CRAB-Bench: Evaluating LLM Agents under Complex Task Dependencies and Human-aligned User Simulation
Title: CRAB-Bench: Assessing LLM Agents Amidst Intricate Task Dependencies and Human-Centric User Simulation
Abstract: To properly evaluate Large Language Model (LLM) agents within authentic service environments, assessments must account for multifaceted task dependencies, the unpredictability of user conduct, and the existence of multiple acceptable outcomes.

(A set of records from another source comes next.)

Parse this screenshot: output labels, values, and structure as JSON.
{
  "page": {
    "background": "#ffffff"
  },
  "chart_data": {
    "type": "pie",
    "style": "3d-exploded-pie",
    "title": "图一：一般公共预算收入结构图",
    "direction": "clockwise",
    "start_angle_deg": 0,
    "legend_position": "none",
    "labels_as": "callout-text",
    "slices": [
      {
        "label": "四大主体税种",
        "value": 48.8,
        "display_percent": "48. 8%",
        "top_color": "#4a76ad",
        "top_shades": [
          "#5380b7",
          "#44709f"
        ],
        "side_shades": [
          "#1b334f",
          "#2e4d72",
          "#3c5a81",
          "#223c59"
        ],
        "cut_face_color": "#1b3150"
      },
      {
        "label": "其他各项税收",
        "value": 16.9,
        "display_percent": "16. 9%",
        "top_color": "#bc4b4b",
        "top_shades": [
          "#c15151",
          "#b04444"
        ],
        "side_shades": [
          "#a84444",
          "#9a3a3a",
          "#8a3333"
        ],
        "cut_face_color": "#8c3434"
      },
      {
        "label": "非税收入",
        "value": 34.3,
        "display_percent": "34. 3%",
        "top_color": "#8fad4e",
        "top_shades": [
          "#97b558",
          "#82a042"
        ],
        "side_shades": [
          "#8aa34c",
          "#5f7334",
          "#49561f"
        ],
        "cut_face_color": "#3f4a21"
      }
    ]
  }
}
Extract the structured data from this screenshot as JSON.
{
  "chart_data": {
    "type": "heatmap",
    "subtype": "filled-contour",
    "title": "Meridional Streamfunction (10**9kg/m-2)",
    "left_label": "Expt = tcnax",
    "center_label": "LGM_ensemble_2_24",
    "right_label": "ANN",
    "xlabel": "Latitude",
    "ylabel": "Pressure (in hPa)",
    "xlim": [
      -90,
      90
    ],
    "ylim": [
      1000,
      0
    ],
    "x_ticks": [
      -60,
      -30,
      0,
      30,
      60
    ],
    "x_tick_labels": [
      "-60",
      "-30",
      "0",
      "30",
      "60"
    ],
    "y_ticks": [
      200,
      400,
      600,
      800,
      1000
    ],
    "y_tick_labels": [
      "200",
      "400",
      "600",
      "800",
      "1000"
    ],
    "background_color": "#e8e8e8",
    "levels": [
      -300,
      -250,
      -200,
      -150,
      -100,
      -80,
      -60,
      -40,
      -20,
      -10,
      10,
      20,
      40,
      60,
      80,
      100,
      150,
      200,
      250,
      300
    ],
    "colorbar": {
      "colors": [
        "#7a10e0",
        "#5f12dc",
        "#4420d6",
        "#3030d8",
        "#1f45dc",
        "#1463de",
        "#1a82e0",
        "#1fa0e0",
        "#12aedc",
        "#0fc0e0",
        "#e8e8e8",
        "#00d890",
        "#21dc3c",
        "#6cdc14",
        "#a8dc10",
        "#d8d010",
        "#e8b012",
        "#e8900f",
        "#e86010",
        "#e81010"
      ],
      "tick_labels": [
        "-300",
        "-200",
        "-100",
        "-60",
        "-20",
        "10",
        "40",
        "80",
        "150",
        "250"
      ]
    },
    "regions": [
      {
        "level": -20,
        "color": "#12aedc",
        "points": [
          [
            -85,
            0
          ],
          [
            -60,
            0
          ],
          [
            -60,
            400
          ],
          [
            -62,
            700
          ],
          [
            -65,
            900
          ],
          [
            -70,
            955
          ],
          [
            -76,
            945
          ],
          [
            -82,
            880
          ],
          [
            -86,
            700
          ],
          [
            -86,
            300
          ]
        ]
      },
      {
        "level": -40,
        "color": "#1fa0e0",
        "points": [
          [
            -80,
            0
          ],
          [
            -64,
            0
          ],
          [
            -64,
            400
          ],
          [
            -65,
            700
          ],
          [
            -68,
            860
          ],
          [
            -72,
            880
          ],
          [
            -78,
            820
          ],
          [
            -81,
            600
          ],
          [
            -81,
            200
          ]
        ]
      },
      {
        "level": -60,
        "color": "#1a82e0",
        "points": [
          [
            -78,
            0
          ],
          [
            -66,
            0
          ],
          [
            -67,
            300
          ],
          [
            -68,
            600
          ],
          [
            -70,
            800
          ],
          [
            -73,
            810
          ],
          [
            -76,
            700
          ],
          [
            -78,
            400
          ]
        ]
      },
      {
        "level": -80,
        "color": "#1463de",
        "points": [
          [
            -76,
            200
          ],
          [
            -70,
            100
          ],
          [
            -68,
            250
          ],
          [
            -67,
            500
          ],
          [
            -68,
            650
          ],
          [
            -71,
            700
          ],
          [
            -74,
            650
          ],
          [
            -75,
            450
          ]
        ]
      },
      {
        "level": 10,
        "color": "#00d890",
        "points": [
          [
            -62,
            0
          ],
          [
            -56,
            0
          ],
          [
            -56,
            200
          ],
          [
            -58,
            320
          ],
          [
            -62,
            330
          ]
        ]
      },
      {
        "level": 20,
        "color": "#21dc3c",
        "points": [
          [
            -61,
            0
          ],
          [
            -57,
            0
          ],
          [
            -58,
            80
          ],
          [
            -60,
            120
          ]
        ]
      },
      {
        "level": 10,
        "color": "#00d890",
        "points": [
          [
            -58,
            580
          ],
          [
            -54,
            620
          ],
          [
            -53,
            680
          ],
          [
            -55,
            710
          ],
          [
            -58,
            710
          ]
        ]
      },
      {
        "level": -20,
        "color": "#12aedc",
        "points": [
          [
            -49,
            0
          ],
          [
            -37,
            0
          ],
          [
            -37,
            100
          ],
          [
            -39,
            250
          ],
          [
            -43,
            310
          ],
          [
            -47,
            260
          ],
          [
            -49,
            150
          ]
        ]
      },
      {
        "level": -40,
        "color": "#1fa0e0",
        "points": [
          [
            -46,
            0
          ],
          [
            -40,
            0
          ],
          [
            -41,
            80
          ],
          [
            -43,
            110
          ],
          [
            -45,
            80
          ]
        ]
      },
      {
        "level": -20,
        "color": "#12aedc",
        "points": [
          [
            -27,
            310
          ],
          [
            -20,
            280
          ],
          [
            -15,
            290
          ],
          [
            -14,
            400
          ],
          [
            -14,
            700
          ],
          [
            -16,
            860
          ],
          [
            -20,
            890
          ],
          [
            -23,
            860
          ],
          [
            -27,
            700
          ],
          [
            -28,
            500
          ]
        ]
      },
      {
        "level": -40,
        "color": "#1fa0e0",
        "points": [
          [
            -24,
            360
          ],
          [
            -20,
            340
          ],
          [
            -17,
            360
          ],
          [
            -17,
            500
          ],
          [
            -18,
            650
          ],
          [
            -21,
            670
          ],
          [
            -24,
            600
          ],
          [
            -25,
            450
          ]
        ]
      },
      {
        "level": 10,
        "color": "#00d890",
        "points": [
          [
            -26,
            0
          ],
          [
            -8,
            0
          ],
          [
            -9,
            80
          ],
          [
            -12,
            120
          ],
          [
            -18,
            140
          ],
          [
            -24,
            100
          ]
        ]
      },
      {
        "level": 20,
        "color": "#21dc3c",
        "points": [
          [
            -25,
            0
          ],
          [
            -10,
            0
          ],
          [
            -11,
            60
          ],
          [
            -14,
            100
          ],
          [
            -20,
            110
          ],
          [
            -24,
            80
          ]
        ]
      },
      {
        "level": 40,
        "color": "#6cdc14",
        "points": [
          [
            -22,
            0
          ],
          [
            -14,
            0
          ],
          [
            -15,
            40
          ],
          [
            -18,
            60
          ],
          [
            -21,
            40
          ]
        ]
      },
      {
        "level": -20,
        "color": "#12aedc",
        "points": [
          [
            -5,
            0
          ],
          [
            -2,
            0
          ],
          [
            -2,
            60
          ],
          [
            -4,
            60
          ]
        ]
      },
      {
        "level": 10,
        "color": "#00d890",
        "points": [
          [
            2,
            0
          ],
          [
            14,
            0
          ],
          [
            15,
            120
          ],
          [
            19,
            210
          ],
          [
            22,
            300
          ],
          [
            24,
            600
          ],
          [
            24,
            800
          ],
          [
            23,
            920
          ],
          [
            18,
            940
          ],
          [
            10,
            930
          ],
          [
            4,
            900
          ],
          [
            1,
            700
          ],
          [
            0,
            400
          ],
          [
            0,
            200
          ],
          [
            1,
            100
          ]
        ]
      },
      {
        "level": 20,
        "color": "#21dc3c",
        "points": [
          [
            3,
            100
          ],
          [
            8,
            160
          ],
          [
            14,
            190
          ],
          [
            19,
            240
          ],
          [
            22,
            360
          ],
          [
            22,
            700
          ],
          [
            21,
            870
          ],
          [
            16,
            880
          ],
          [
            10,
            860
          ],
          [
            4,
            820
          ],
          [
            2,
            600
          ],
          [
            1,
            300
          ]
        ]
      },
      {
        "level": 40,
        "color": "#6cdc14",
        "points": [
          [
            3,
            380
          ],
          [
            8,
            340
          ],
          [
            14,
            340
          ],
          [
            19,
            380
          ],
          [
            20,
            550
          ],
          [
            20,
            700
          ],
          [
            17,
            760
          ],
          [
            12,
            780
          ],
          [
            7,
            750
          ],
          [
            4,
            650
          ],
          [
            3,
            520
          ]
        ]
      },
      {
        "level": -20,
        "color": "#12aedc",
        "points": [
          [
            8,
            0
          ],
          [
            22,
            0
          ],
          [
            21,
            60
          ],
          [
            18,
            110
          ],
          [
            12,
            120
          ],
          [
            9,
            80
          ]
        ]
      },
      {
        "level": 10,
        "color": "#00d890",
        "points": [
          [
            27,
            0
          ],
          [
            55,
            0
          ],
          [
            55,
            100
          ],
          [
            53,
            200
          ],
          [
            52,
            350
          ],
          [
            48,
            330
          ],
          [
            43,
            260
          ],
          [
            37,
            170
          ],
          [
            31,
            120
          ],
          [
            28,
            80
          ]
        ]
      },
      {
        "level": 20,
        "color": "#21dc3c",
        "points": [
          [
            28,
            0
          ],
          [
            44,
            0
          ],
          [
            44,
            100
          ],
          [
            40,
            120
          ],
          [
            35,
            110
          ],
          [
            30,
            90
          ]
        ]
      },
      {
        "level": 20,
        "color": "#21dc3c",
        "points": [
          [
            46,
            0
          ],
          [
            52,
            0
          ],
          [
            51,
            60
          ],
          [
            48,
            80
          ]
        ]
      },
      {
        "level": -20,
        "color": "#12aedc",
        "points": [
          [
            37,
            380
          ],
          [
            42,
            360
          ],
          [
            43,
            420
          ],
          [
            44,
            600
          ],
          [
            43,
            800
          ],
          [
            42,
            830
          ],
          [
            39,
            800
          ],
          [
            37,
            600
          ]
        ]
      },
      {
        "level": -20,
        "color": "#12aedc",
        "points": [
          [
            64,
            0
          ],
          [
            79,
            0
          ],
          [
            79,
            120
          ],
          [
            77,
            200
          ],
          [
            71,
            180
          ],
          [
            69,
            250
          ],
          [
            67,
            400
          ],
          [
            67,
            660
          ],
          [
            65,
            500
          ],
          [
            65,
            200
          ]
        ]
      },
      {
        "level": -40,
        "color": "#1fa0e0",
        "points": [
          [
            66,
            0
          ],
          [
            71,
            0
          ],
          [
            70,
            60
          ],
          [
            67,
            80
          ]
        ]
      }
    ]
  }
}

We present CRAB-Bench (Constraint-based Realistic Agent Benchmark) and RUSE (Realistic User Simulation Engine) to bridge this evaluation gap. CRAB-Bench constructs tasks using a constraint graph that links various interdependent entities, incorporating structured distractors. This design forces agents to engage in rigorous reasoning across thousands of misleading options, with only a negligible portion constituting valid solutions. Complementing this, RUSE moves away from cooperative, template-driven simulators by introducing realistic users derived from human behavioral studies. These users are embodied across a range of personas and four distinct behavioral dimensions. Our experiments involving four leading LLM agents reveal that even the top-performing model reaches merely a 61% pass@1 rate on CRAB-Bench. The introduction of RUSE exacerbates this decline, causing performance drops of up to 57%. These reductions are primarily attributable to weaknesses in task-solving capabilities rather than conversational fluency. Notably, the "Information Disclosure" behavioral dimension proves to be the most detrimental; agents interacting with RUSE tend to avoid admitting errors, opting instead to conceal mistakes through implicit corrections.